# Gone off regular food



## P Weeks (Sep 29, 2011)

Brodie has suddenly gone off his regular food, infact I have statred a new one(dry food) but he even seems to struggle with this..I wonder if its his teeth or the fact that he no longer requires the amount he has taken before... he weighs just under 10 kg and is almost 7 months!
I thought he might be lighter than this as he is an american minature.

Anyone else had experience with "going off" food even though they are otherwise well.


----------



## lady amanda (Nov 26, 2010)

Yes, Lady didn't like her food,,,,we would switch kibble, she would eat it, then go off it....we had an issue with her tummy and the vet put her on a perscription food for a few days...SHE LOVED IT!!! so we have swithched her to a fresh food and she wolfs it down.


----------



## kendal (Jul 16, 2009)

when you say she has gone off it, how long have you knottiest her disinterest in her food?


how often is she being fed, is is a particular meal she is most fussy about?

do you leave to food down all day or only at set meal times.


----------



## P Weeks (Sep 29, 2011)

hi 
He just sniffs it a walks away... its been for about a week on and off.
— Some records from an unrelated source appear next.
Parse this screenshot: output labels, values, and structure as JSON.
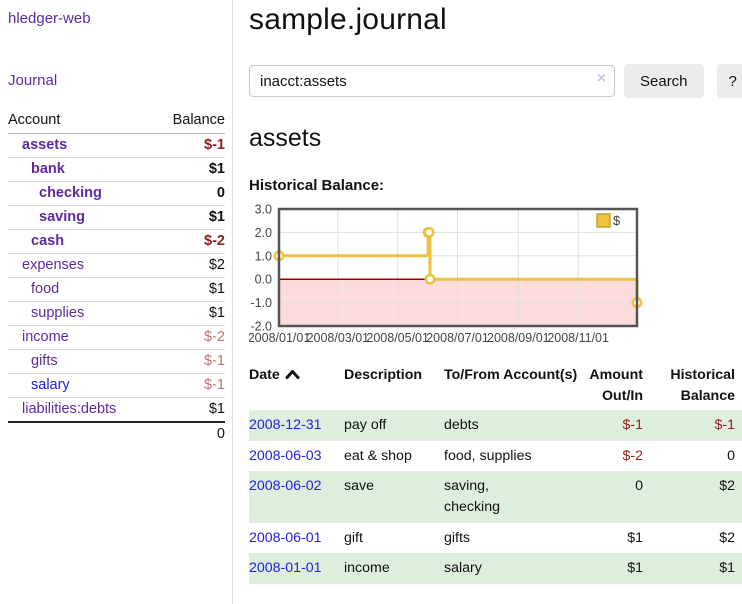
{
  "app_title": "hledger-web",
  "sidebar": {
    "journal_link": "Journal",
    "accounts": {
      "header_account": "Account",
      "header_balance": "Balance",
      "rows": [
        {
          "name": "assets",
          "balance": "$-1",
          "depth": 1,
          "emph": true,
          "negative": true
        },
        {
          "name": "bank",
          "balance": "$1",
          "depth": 2,
          "emph": true,
          "negative": false
        },
        {
          "name": "checking",
          "balance": "0",
          "depth": 3,
          "emph": true,
          "negative": false
        },
        {
          "name": "saving",
          "balance": "$1",
          "depth": 3,
          "emph": true,
          "negative": false
        },
        {
          "name": "cash",
          "balance": "$-2",
          "depth": 2,
          "emph": true,
          "negative": true
        },
        {
          "name": "expenses",
          "balance": "$2",
          "depth": 1,
          "emph": false,
          "negative": false
        },
        {
          "name": "food",
          "balance": "$1",
          "depth": 2,
          "emph": false,
          "negative": false
        },
        {
          "name": "supplies",
          "balance": "$1",
          "depth": 2,
          "emph": false,
          "negative": false
        },
        {
          "name": "income",
          "balance": "$-2",
          "depth": 1,
          "emph": false,
          "negative": true
        },
        {
          "name": "gifts",
          "balance": "$-1",
          "depth": 2,
          "emph": false,
          "negative": true
        },
        {
          "name": "salary",
          "balance": "$-1",
          "depth": 2,
          "emph": false,
          "negative": true,
          "link_style": "blue"
        },
        {
          "name": "liabilities:debts",
          "balance": "$1",
          "depth": 1,
          "emph": false,
          "negative": false
        }
      ],
      "total": "0"
    }
  },
  "main": {
    "title": "sample.journal",
    "search": {
      "value": "inacct:assets",
      "clear_icon": "×",
      "search_label": "Search",
      "help_label": "?"
    },
    "heading": "assets",
    "chart_title": "Historical Balance:"
  },
  "chart_data": {
    "type": "line",
    "style": "steps",
    "title": "Historical Balance",
    "series": [
      {
        "name": "$",
        "color": "#edc240",
        "points": [
          [
            "2008-01-01",
            1
          ],
          [
            "2008-06-01",
            2
          ],
          [
            "2008-06-02",
            2
          ],
          [
            "2008-06-03",
            0
          ],
          [
            "2008-12-31",
            -1
          ]
        ]
      }
    ],
    "x_range": [
      "2008-01-01",
      "2008-12-31"
    ],
    "y_range": [
      -2,
      3
    ],
    "ytick_labels": [
      "3.0",
      "2.0",
      "1.0",
      "0.0",
      "-1.0",
      "-2.0"
    ],
    "xtick_labels": [
      "2008/01/01",
      "2008/03/01",
      "2008/05/01",
      "2008/07/01",
      "2008/09/01",
      "2008/11/01"
    ],
    "legend": {
      "label": "$",
      "position": "top-right"
    },
    "grid": true,
    "negative_region_color": "#fcdcdc",
    "zero_line_color": "#990000",
    "plot_border_color": "#545454",
    "grid_color": "#e0e0e0"
  },
  "register": {
    "headers": {
      "date": "Date",
      "description": "Description",
      "tofrom": "To/From Account(s)",
      "amount": "Amount Out/In",
      "balance": "Historical Balance"
    },
    "rows": [
      {
        "date": "2008-12-31",
        "description": "pay off",
        "accounts": "debts",
        "amount": "$-1",
        "balance": "$-1"
      },
      {
        "date": "2008-06-03",
        "description": "eat & shop",
        "accounts": "food, supplies",
        "amount": "$-2",
        "balance": "0"
      },
      {
        "date": "2008-06-02",
        "description": "save",
        "accounts": "saving, checking",
        "amount": "0",
        "balance": "$2"
      },
      {
        "date": "2008-06-01",
        "description": "gift",
        "accounts": "gifts",
        "amount": "$1",
        "balance": "$2"
      },
      {
        "date": "2008-01-01",
        "description": "income",
        "accounts": "salary",
        "amount": "$1",
        "balance": "$1"
      }
    ]
  },
  "colors": {
    "link_purple": "#5f2aa0",
    "link_blue": "#2222dd",
    "negative_strong": "#8f2020",
    "negative_soft": "#c17373",
    "row_stripe_green": "#ddeedd",
    "chart_gold": "#edc240"
  }
}
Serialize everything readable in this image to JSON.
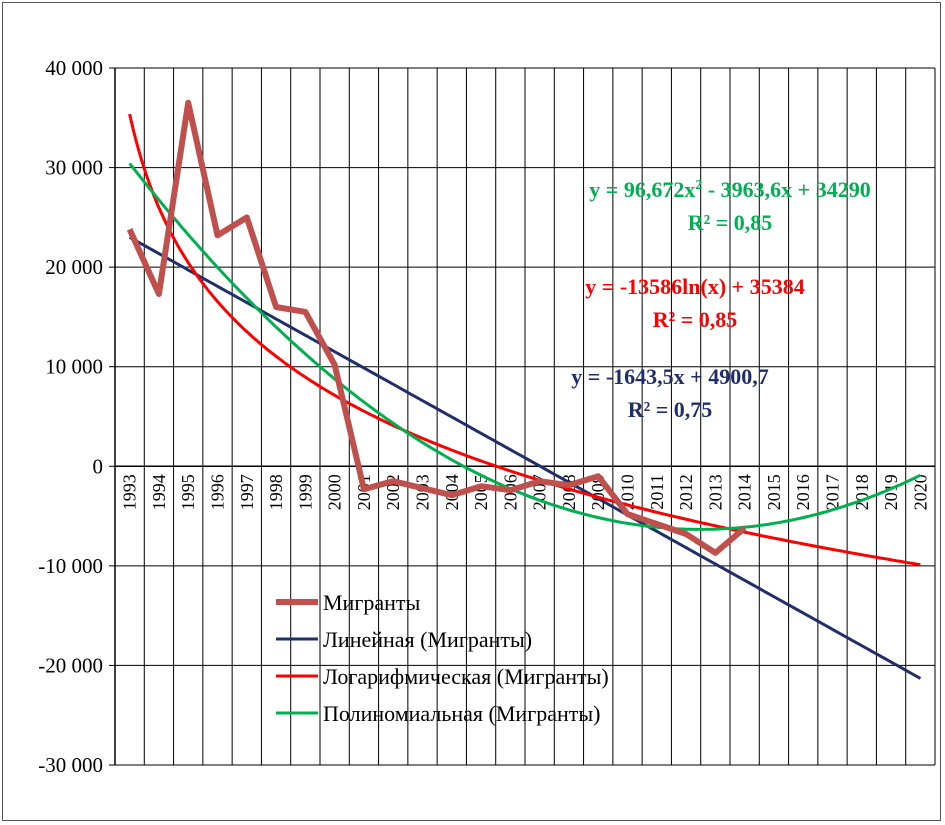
{
  "chart_data": {
    "type": "line",
    "title": "",
    "xlabel": "",
    "ylabel": "",
    "ylim": [
      -30000,
      40000
    ],
    "ytick_values": [
      40000,
      30000,
      20000,
      10000,
      0,
      -10000,
      -20000,
      -30000
    ],
    "ytick_labels": [
      "40 000",
      "30 000",
      "20 000",
      "10 000",
      "0",
      "-10 000",
      "-20 000",
      "-30 000"
    ],
    "categories": [
      "1993",
      "1994",
      "1995",
      "1996",
      "1997",
      "1998",
      "1999",
      "2000",
      "2001",
      "2002",
      "2003",
      "2004",
      "2005",
      "2006",
      "2007",
      "2008",
      "2009",
      "2010",
      "2011",
      "2012",
      "2013",
      "2014",
      "2015",
      "2016",
      "2017",
      "2018",
      "2019",
      "2020"
    ],
    "grid": true,
    "series": [
      {
        "name": "Мигранты",
        "color": "#c0504d",
        "width": 6,
        "values": [
          23800,
          17300,
          36500,
          23200,
          25000,
          16000,
          15500,
          10200,
          -2300,
          -1500,
          -2200,
          -2900,
          -2000,
          -2400,
          -1500,
          -1900,
          -1000,
          -4800,
          -5800,
          -6800,
          -8700,
          -6200,
          null,
          null,
          null,
          null,
          null,
          null
        ]
      },
      {
        "name": "Линейная (Мигранты)",
        "color": "#1f2f6b",
        "width": 3,
        "kind": "linear"
      },
      {
        "name": "Логарифмическая (Мигранты)",
        "color": "#ff0000",
        "width": 3,
        "kind": "log"
      },
      {
        "name": "Полиномиальная (Мигранты)",
        "color": "#00b050",
        "width": 3,
        "kind": "poly"
      }
    ],
    "annotations": [
      {
        "series": "Полиномиальная (Мигранты)",
        "color": "#00b050",
        "line1": "y = 96,672x",
        "sup": "2",
        "line1_rest": " - 3963,6x + 34290",
        "line2": "R² = 0,85"
      },
      {
        "series": "Логарифмическая (Мигранты)",
        "color": "#ff0000",
        "line1": "y = -13586ln(x) + 35384",
        "line2": "R² = 0,85"
      },
      {
        "series": "Линейная (Мигранты)",
        "color": "#1f2f6b",
        "line1": "y = -1643,5x + 4900,7",
        "line2": "R² = 0,75"
      }
    ],
    "legend": {
      "position": "bottom-center",
      "items": [
        "Мигранты",
        "Линейная (Мигранты)",
        "Логарифмическая (Мигранты)",
        "Полиномиальная (Мигранты)"
      ]
    }
  }
}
Today however i put it on a plate rather than dog bowl, mixed it with small amount of tinned and he ate the lot!
Still struggles in the mornings though.
I have to feed at meal times as I have a springer spaniel alos and she would just eat everything so can't leave food.


----------



## lady amanda (Nov 26, 2010)

not leaving food is good! well if a little wet food is what it takes you can do that if you are okay with it....it is not likely he would let himself starve...that being said....lady was on the skinny side, and i was told she needed to eat more.


----------



## pauleady (Mar 11, 2011)

I use dry food but add water. It gives it a kind of 
gravy and Bailey scoffs it!


----------



## MillieDog (Jun 1, 2011)

Millie has I guess always been a dog who goes off her food.

It started with her being given Royal Canine kibble from the breeder, she ate it a bit, but gradually she was eating less and less and seeming uninterested in it. We then tried switching to Hills Science Plan which the vet gave us, she liked it for a week and then the same again. We switched to Arden Grange and again like it for a week or so and went off ot it. It was pitiful watching her struggle to eat yet not enjoy it.

Then at 5 months after hubby said he too was concerned about her lack of eating, I read up on here about raw feeding and the Barf diet. After reading all I could on it I decided to give it a try. I went for Natural Instinct as it is fully balanced and no prep to do.

From day one she loved it straight away, eating two meals a day. Since Christmas however, she has turned her nose up at it, probably because everyone was sneaking her delicious Christmas ham, turkey, beef the lot  

I have come to the conclusion that if she's not hungry she just wont bother eating. On average out of 14 meals a weeks (2 per day) she will refuse 4 of them. Sometimes I serve the food as it comes, other times I may add a little extra of our left over food, ie chicken. I've also swapped to NI's Country Banquet food as well as their standard food just so she has lots of variety.

I just think some cockapoo's are a bit more fussy eaters and don't overeat just because they can.


----------



## Emma (Apr 29, 2011)

Maggie is fussy. Will sometimes eat the lot. Other times picks at it and walks away. If u are worried ask ur vet. I have made several visits to the vet about maggies eating, or lack of it and we have come to the conclusion that if she is hungry she will eat. 
I think u have to avoid the temptation to pander to it. Put food down for half an hour and remove if its ignored. Be consistent. Emma x


----------



## Kodysmom (Feb 11, 2012)

Kody is 5 .5 months and tend to go off his food alot. It started around 3 months when he started teething. We tried adding water, chicken broth and soft food. After two days of eating well he would go back to sniffing his food and walking away. At one point I tried switching his food but he had no interest in the new kibble. I used to be really concerned however now I just put the food down and if he doesn't eat after 30 minutes I take it up. He goes back to the vet on the 23rd so I will bring this up tp get an experts opinion. I really just think cockapoos are fussy eaters.


----------